¿Cómo creo un HashCode en .net (c #) para una cadena que es segura de almacenar en una base de datos?

Para citar las Pautas y reglas para GetHashCode por Eric Lippert:

Regla: los consumidores de GetHashCode no pueden confiar en que sea estable en el tiempo o en aplicaciones.

Supongamos que tiene un objeto Cliente que tiene varios campos como Nombre, Dirección, etc. Si crea dos objetos con exactamente los mismos datos en dos procesos diferentes, no es necesario que devuelvan el mismo código hash. Si crea un objeto de este tipo el martes en un proceso, lo apaga y lo vuelve a ejecutar el miércoles, los códigos hash pueden ser diferentes.

Esto ha mordido a la gente en el pasado. La documentación de System.String.GetHashCode señala específicamente que dos cadenas idénticas pueden tener diferentes códigos hash en diferentes versiones del CLR, y de hecho lo hacen. No almacene valores hash de cadena en bases de datos y espere que sean los mismos para siempre, porque no lo serán.

Entonces, ¿cuál es la forma correcta de crear un HashCode de una cadena que puedo almacenar en una base de datos?

(¡Por favor dime que no soy la primera persona que ha dejado este error en el software que he escrito!)

Depende de qué propiedades desee que tenga el hash. Por ejemplo, podrías escribir algo como esto:

public int HashString(string text) { // TODO: Determine nullity policy. unchecked { int hash = 23; foreach (char c in text) { hash = hash * 31 + c; } return hash; } } 

Mientras documentes que así es como se calcula el hash, eso es válido. De ninguna manera es criptográficamente seguro ni nada por el estilo, pero puedes persistir sin problemas. Dos cadenas que son absolutamente iguales en el sentido ordinal (es decir, sin igualdad cultural, etc. aplicadas, exactamente el mismo carácter por carácter) producirán el mismo hash con este código.

Los problemas surgen cuando confías en el hash no documentado , es decir, algo que obedece a GetHashCode() pero de ninguna manera se garantiza que permanezca igual de una versión a otra … como string.GetHashCode() .

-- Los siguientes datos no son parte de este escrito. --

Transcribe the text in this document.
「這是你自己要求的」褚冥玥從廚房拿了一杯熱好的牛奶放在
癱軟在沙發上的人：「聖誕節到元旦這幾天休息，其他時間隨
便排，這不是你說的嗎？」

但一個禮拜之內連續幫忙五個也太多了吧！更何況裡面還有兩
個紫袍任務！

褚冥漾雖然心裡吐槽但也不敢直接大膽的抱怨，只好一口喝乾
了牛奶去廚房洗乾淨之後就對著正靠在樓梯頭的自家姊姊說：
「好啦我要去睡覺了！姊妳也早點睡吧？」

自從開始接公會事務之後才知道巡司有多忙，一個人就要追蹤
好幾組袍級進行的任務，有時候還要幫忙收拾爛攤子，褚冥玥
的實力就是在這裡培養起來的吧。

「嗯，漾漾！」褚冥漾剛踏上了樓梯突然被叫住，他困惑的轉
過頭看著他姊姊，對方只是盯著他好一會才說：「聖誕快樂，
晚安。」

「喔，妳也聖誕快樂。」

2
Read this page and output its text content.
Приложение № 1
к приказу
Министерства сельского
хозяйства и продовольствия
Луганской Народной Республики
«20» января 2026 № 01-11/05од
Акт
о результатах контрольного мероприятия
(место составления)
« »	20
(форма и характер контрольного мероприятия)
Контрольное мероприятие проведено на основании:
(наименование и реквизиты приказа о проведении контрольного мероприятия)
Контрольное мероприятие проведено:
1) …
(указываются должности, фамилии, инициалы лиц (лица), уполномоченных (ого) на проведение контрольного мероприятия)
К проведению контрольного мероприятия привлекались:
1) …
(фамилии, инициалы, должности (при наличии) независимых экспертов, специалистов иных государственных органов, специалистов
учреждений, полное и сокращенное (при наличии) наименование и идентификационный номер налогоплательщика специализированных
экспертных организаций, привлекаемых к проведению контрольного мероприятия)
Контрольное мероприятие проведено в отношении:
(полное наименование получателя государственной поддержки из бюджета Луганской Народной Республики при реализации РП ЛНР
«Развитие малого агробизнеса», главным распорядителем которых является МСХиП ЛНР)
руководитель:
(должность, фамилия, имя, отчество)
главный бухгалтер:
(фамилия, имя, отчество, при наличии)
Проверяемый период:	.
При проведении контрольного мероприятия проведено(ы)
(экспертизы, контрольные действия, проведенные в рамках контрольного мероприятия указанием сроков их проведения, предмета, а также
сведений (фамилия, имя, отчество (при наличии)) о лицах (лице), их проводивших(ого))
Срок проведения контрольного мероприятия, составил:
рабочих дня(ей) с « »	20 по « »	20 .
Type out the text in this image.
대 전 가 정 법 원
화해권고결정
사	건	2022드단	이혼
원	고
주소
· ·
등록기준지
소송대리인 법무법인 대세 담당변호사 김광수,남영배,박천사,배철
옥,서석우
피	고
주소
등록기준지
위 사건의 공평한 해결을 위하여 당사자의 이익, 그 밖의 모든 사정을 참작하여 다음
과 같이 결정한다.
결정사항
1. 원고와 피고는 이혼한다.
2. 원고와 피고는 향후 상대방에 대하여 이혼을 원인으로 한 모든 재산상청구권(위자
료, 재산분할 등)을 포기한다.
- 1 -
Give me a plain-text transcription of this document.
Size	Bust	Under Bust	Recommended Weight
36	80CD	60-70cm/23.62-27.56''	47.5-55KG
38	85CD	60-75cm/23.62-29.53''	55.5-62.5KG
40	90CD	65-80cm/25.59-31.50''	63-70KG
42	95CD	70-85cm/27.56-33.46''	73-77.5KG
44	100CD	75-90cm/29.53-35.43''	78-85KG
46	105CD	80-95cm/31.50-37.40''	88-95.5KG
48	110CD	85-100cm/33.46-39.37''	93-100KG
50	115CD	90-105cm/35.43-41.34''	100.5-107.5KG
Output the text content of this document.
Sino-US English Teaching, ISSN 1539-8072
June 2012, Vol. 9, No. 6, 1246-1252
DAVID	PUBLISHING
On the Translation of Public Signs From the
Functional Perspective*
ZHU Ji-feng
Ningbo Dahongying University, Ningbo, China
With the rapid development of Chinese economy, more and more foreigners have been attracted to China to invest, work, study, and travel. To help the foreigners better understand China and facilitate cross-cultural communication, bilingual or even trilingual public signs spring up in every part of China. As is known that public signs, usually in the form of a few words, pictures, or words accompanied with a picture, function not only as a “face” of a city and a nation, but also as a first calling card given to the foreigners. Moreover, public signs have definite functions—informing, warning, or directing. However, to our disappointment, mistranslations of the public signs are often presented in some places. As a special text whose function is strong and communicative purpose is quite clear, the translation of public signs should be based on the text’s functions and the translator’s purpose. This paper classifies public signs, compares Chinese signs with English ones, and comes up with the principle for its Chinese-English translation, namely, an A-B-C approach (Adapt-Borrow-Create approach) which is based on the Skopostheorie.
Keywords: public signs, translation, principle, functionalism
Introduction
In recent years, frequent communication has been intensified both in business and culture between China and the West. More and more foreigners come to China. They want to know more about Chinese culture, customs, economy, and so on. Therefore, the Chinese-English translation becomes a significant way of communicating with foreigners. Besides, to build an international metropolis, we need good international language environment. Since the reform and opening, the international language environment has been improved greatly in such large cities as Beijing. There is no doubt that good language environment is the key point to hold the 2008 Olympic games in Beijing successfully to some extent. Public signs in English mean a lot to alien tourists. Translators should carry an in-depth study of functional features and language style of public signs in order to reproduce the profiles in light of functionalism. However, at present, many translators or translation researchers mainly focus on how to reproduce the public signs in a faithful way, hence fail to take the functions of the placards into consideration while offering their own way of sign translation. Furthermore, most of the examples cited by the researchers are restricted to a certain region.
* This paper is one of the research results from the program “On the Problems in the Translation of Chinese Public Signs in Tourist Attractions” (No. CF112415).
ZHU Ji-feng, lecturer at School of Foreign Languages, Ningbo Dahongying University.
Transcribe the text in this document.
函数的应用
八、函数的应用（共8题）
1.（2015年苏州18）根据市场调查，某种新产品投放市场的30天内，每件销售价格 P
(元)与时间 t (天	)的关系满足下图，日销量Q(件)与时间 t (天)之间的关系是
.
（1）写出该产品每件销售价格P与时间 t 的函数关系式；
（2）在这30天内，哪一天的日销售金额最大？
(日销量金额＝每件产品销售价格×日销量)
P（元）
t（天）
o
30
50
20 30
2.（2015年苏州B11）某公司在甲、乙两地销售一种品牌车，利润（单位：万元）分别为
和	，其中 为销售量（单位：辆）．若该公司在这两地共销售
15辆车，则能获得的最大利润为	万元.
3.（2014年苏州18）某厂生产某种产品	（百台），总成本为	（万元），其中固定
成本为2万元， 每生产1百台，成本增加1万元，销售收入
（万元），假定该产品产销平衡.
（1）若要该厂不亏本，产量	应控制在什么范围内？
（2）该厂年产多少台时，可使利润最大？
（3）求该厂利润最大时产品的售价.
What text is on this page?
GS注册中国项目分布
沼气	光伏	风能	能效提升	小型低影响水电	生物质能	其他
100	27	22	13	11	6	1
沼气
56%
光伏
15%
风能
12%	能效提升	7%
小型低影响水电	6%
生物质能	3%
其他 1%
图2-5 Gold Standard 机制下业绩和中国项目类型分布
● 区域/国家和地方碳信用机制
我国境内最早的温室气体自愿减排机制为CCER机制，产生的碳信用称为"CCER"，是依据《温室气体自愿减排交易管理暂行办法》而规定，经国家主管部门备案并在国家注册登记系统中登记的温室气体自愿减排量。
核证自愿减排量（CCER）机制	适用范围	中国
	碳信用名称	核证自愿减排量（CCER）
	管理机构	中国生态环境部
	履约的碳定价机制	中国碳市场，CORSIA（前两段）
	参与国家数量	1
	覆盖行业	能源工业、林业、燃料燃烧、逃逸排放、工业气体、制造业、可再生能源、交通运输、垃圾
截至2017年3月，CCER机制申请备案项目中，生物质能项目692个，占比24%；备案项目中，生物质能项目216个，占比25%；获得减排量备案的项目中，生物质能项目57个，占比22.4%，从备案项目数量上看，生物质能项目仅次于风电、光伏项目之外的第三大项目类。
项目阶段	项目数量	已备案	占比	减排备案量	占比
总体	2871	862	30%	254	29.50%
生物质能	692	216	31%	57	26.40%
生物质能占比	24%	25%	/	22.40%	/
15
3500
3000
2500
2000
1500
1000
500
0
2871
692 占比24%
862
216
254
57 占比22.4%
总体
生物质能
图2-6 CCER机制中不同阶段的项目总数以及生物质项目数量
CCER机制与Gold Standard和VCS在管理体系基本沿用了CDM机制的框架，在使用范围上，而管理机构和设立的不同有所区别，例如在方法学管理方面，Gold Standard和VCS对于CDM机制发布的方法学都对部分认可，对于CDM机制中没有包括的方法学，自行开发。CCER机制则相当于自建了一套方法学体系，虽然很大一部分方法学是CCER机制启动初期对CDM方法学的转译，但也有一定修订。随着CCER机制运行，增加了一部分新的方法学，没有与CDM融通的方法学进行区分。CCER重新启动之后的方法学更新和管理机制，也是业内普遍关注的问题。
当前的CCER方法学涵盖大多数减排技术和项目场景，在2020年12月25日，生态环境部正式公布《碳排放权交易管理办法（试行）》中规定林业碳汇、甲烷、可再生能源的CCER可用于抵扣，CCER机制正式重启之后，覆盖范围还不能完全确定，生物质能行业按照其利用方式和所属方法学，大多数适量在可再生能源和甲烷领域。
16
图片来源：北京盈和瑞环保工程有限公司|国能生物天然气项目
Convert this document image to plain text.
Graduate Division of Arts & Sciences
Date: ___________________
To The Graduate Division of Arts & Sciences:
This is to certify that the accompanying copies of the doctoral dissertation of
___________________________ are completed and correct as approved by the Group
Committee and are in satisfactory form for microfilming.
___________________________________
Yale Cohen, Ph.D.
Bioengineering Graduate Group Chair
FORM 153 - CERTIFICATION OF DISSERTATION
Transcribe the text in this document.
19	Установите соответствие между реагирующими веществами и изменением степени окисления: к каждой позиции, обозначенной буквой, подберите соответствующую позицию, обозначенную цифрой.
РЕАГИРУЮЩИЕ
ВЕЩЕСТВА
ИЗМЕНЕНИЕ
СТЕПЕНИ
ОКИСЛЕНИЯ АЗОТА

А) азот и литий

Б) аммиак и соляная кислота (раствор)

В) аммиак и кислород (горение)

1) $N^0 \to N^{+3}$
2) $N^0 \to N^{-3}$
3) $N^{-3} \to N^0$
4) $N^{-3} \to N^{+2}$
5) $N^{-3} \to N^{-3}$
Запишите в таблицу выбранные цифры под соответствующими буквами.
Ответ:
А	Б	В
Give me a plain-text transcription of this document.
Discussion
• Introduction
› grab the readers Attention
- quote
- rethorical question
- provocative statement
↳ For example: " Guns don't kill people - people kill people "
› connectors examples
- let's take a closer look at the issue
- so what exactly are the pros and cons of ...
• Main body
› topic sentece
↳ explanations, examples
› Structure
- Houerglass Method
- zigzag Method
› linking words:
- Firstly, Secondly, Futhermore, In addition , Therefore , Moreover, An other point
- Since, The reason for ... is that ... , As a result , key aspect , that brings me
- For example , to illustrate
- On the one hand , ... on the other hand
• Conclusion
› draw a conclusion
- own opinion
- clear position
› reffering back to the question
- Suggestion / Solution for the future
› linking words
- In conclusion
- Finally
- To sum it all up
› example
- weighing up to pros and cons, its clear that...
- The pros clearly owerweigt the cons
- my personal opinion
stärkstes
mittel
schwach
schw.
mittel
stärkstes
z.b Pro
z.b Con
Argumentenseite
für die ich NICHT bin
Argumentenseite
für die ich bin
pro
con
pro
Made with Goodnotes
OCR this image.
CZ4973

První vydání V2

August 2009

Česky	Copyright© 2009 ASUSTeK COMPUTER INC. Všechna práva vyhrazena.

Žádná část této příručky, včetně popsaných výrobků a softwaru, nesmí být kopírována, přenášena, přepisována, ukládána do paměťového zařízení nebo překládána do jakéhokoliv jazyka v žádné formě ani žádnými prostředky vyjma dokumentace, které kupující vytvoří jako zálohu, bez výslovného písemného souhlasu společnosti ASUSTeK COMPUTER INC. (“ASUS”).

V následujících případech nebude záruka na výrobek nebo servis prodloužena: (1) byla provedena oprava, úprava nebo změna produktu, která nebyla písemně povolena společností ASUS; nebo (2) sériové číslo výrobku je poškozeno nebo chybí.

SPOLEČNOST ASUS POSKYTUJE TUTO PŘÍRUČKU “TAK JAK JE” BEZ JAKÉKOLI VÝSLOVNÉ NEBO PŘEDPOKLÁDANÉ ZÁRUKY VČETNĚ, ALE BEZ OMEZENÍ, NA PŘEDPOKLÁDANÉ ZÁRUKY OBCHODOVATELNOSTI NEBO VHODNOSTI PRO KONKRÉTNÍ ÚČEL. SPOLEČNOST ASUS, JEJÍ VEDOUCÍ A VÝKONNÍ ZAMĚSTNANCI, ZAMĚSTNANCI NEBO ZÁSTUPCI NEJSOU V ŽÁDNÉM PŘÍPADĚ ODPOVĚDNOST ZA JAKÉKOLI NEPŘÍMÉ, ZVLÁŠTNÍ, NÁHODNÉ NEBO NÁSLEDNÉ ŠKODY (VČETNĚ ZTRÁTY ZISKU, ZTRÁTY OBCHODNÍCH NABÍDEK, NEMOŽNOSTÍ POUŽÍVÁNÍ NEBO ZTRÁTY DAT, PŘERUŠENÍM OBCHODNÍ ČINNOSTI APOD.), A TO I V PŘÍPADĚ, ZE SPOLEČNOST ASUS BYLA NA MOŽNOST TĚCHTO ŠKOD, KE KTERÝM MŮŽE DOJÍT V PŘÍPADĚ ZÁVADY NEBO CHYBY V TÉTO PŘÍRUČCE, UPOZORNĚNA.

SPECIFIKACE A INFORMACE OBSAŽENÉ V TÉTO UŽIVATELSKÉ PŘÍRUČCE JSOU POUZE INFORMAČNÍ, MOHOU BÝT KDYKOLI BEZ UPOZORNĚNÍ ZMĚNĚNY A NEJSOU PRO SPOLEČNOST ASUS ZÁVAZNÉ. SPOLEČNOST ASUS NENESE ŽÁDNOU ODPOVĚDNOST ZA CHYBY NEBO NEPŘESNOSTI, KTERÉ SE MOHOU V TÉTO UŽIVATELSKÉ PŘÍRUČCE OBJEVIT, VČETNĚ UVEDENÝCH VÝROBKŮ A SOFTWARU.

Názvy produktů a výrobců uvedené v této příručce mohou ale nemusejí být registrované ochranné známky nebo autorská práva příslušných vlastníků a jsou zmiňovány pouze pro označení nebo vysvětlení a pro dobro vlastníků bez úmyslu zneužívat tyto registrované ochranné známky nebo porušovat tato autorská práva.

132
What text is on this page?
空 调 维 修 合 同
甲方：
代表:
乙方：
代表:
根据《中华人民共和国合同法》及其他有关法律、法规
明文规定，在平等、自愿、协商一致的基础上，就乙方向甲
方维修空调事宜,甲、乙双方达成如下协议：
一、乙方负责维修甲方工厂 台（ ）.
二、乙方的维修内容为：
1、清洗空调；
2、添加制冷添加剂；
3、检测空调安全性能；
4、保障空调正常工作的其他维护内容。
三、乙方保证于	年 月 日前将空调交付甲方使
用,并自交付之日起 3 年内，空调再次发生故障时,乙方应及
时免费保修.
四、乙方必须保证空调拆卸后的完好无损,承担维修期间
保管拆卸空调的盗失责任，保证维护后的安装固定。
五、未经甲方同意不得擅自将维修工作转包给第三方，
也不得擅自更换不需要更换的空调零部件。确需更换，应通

Escribir y documentar su propio hash de esta manera es como decir: “Esta información delicada está codificada con MD5 (o lo que sea)”. Siempre y cuando sea un hash bien definido, está bien.

EDITAR: Otras respuestas han sugerido usar hashes criptográficos como SHA-1 o MD5. Diría que hasta que sepamos que hay un requisito de seguridad criptográfica en lugar de solo estabilidad, no tiene sentido pasar por el rollo de convertir la cadena en una matriz de bytes y eso. Por supuesto, si el hash está destinado a ser utilizado para cualquier cosa relacionada con la seguridad, un hash estándar de la industria es exactamente lo que debe alcanzar. Pero eso no fue mencionado en ninguna parte de la pregunta.

Aquí hay una reimplementación de la forma actual .NET calcula su código hash de cadena para sistemas de 64 bits . Esto no utiliza punteros como el GetHashCode() real, por lo que será un poco más lento, pero lo hace más resistente a los cambios internos en la string , esto dará un código hash distribuido más uniformemente que la versión de Jon Skeet, que puede resultar en una mejor tiempos de búsqueda en los diccionarios.

 public static class StringExtensionMethods { public static int GetStableHashCode(this string str) { unchecked { int hash1 = 5381; int hash2 = hash1; for(int i = 0; i < str.Length && str[i] != '\0'; i += 2) { hash1 = ((hash1 << 5) + hash1) ^ str[i]; if (i == str.Length - 1 || str[i+1] == '\0') break; hash2 = ((hash2 << 5) + hash2) ^ str[i+1]; } return hash1 + (hash2*1566083941); } } } 

La respuesta es simplemente escribir su propia función hash. Puede encontrar la fuente de algunos siguiendo los enlaces del artículo publicado en los comentarios. O puede usar una función hash incorporada originalmente para criptografía (MD5, SHA1, etc.) y simplemente no usar todos los bits.